In 1888, Peabody became coach of the Harvard varsity crew. In 1896, he turned over control of the team to R. C. Lehmann, a noted English rowing coach that Peabody knew from his time in the country.

Peabody was a founder of The Country Club, Myopia Hunt Club, Nahant Club, and Norfolk Hunt Club. He was president of the Norfolk Hunt Club for 25 years. Peabody purchased the Forbes stock farm in Canton, Massachusetts, and bred thoroughbred Show hunters.

==Legal career==
Peabody returned to the United States in 1878. He spent a year with the law firm of Morse, Stone & Greenough then spent a year at Harvard Law School. In 1879, Peabody was admitted to the bar and started practicing with John Lawrence. Peabody and Lawrence focused on Administration. The pair administered the trust of Lawrence's father, Abbott Lawrence, as well as the fund left by noted philanthropist George Peabody.

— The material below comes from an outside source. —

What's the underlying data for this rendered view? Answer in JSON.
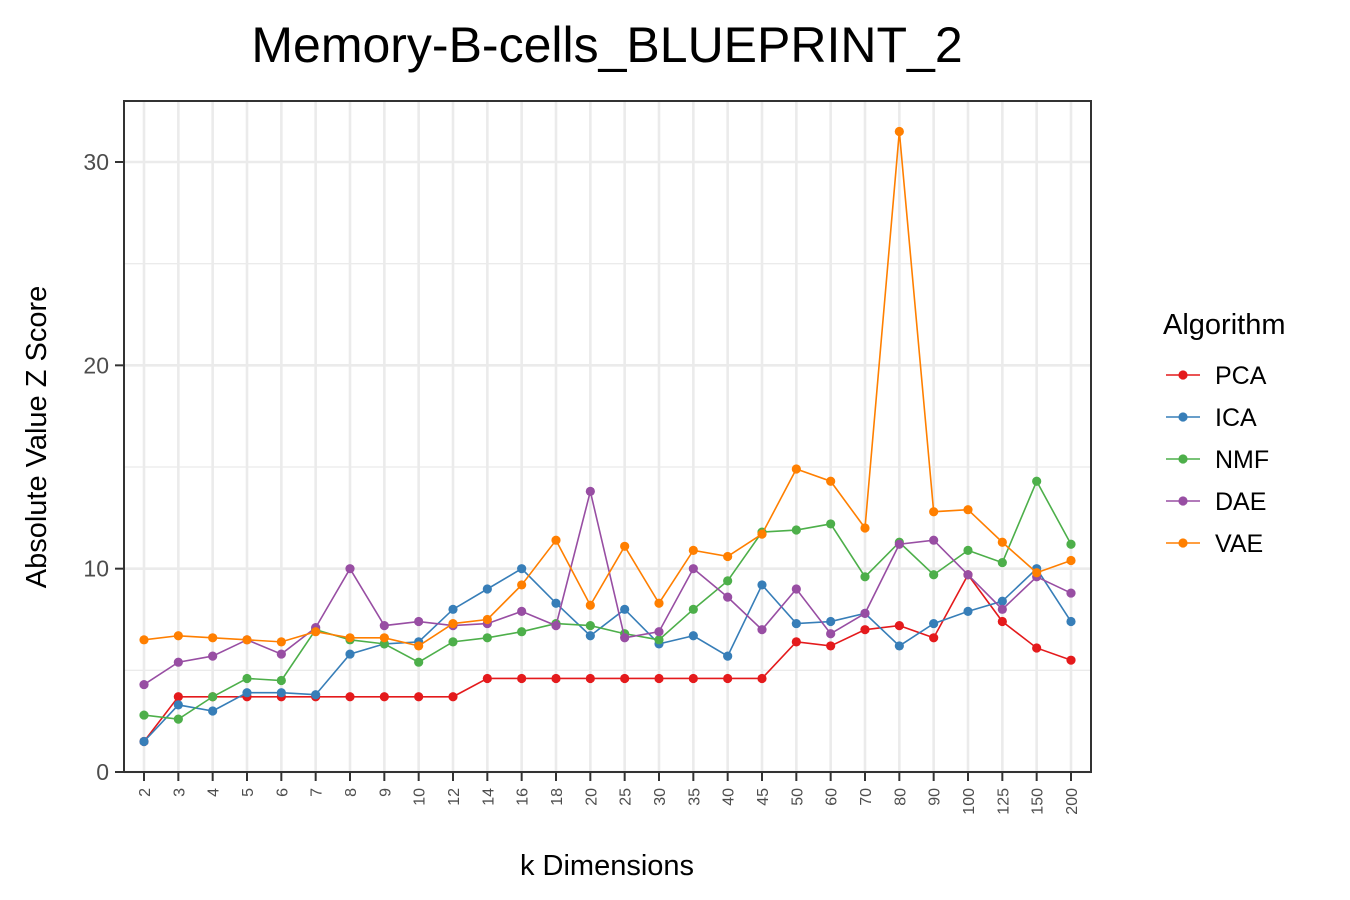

In 1897, Peabody represented two heirs of Francois Etienne Derieux, a French citizen whose estate was managed by the Turkish consul general in Boston, Joseph A. Iasigi. Peabody's insistence led to the Suffolk County District Attorney's office prosecuting Iasigi, who was charged with embezzling about $220,000. Iasigi was found guilty and spent 11 ½ years in prison before receiving a pardon from Eben Sumner Draper.

In 1900, Peabody formed a law firm with Edmund K. Arnold. In 1909 the firm became Peabody, Arnold, Batchelder, & Luther.

==Personal life==
In 1881, Peabody married John Lawrence's sister, Rosamond Lawrence, with whom he had three daughters, Rosamund, Martha, and Sylvia. The family lived at 891 Commonwealth Avenue in Boston and summered in Nahant, Massachusetts. John Lawrence married Peabody's sister, Martha. In 1896, the Peabodys left Boston for Milton, Massachusetts, when he purchased an estate belonging to L. A. Roberts. The house was three years old, but the Peabody's were its first occupants as Roberts chose not to move in following the death of his wife.

==Politics==
In 1891, Peabody joined Governor William E. Russell's staff as an aide-de-camp. He was later promoted to the position of judge advocate general.

In early November 1894, Boston Democrats began working to secure their party's nomination for mayor for Peabody. On November 9, 1894, Peabody stated that "in no sense am I seeking [the Democratic nomination], for I have no desire to relinquish my law business”. At the city convention on November 16, Peabody's name was put in nomination by Senator-elect Joseph J. Corbett, who gave an eloquent speech in favor of Peabody. His nomination was seconded by Robert Treat Paine Jr. Peabody was chosen over the only other candidate, Congressman Joseph H. O'Neil, 180 votes to 77 votes. On November 28, Peabody accepted the nomination. Peabody lost the 1894 Boston mayoral election to Republican Edwin Upton Curtis by about 2,500 votes.

In 1896, Peabody broke with the Democratic Party and voted for Republican presidential candidate William McKinley. He did not return to Democratic politics until 1928, when he became chairman of the Massachusetts Lawyers for Smith Committee. Peabody backed Al Smith over Herbert Hoover due to Smith's opposition to Prohibition. He also supported the Democrats' 1932 presidential nominee, Franklin D. Roosevelt.

==Business==
Peabody was very involved in real estate and spent several years as the president of the Boston Real Estate exchange. He also served as president of the Nashua Manufacturing Company, vice president of the Massachusetts Hospital Life Insurance Company, a member of the executive committee of the State Street Trust Company, and director of the National Union Bank, American Trust Company, and the American Red Cross.

==Death==
Peabody died on February 9, 1938, at his home in Milton. He was survived by his three daughters, six grandchildren, and one great-grandchild. He was predeceased by his wife, who died on June 8, 1935.